How do I know if the beach is eroding (and posing a hazard to my property?)

A checklist has been developed to help you identify and rank beach and dune hazards, using the maps and other resources in this guide and by conducting a field inventory of your property.

Download Beach, Dune & Coastal Flooding checklist - 43KB

You may have a moderately to severely eroding beach and frequent or recurring problem if:

  • Your beach has eroded more than 1 foot per year.
  • Your beach or dunes are continually eroding. Look for signs of continued dune lowering and loss with no recovery after storm season, continued beach lowering in front of seawalls, and direct evidence of beach movement.
  • Figure 8.You have a narrow, dry beach (less than 25 feet) with small dunes or a seawall. Typically, seawalls were placed in areas that underwent ongoing erosion before regulations restricted their construction.
  • You see direct evidence of beach movement (“transgression”).  Exposed tree roots or peat deposits on the beach are signs that surf zone has moved landward to the backside of the beach.

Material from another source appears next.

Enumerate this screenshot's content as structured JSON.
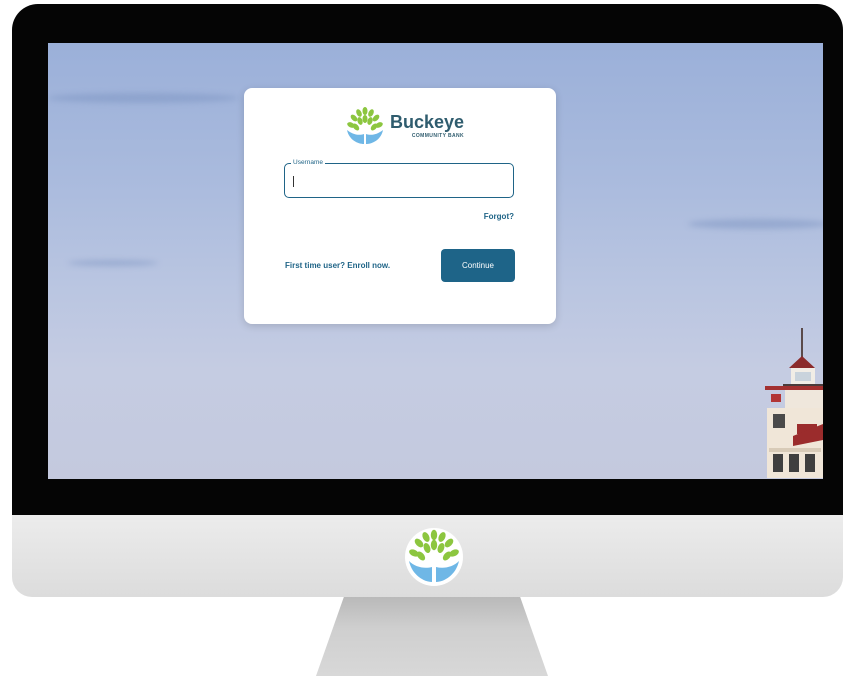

Note that presence of these features may only occur after large storms; if they are present from year-to-year, this may indicate a recurring problem.
  • You experience frequent overwash and flooding on a frequent basis (i.e., several times a winter) in response to small storm events.
  • You experience chronic structure (seawall, bulkhead) damage.  Chronic damage to a shore protection structure indicates that the beach is attempting to move in a landward direction.
  • You are located in certain FEMA flood zones, where breaking waves and coastal flooding occur across the extent of the beach. 
  • You are located next to an inlet that migrates on a regular basis.  Proximity to a tidal inlet that migrates can increase the erosion hazard of the beach and dune.

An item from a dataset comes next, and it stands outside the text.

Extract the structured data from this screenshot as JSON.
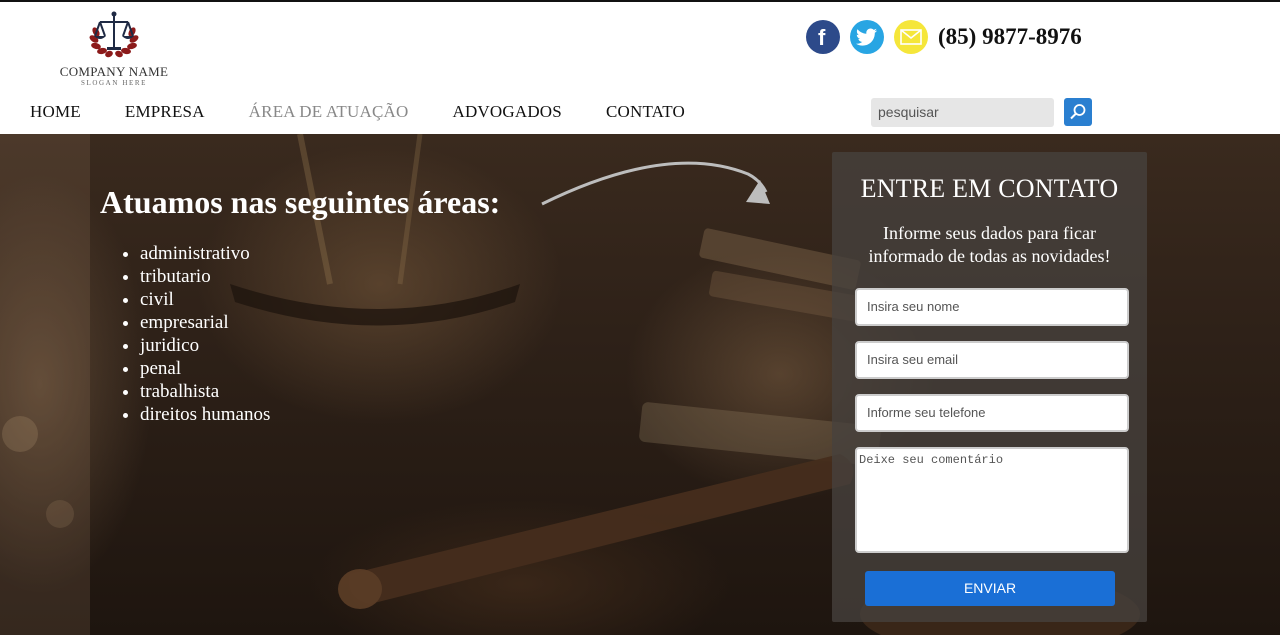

You may have a generally stable beach or slightly erosional beach and minor isolated erosion and flooding problem if:

  • Your beach or dune is stable or growing seaward.
  • Your beach or dune is eroding slightly, less than 1 foot per year.
  • You have a wide, dry beach (greater than 50 feet) and large dunes.
  • Your beach or dune erodes during large storms but is able to recover within a year or two.
  • You experience isolated overwash and flooding, only after large storms.
  • You are not located in a mapped at-risk flood zone. If you are not located in one of these zones, you likely don’t have flood insurance because your overall risk of coastal flooding is low, although isolated flooding problems may still occur.

Watch for updates to flood zones. Flood risk changes over time, and as a result FEMA is updating flood hazard maps across the country. See the maps page for more information.

Pine Point Beach in Scarborough is an example of a stable beach and coastal sand dune with minimal coastal flood hazards from the ocean side.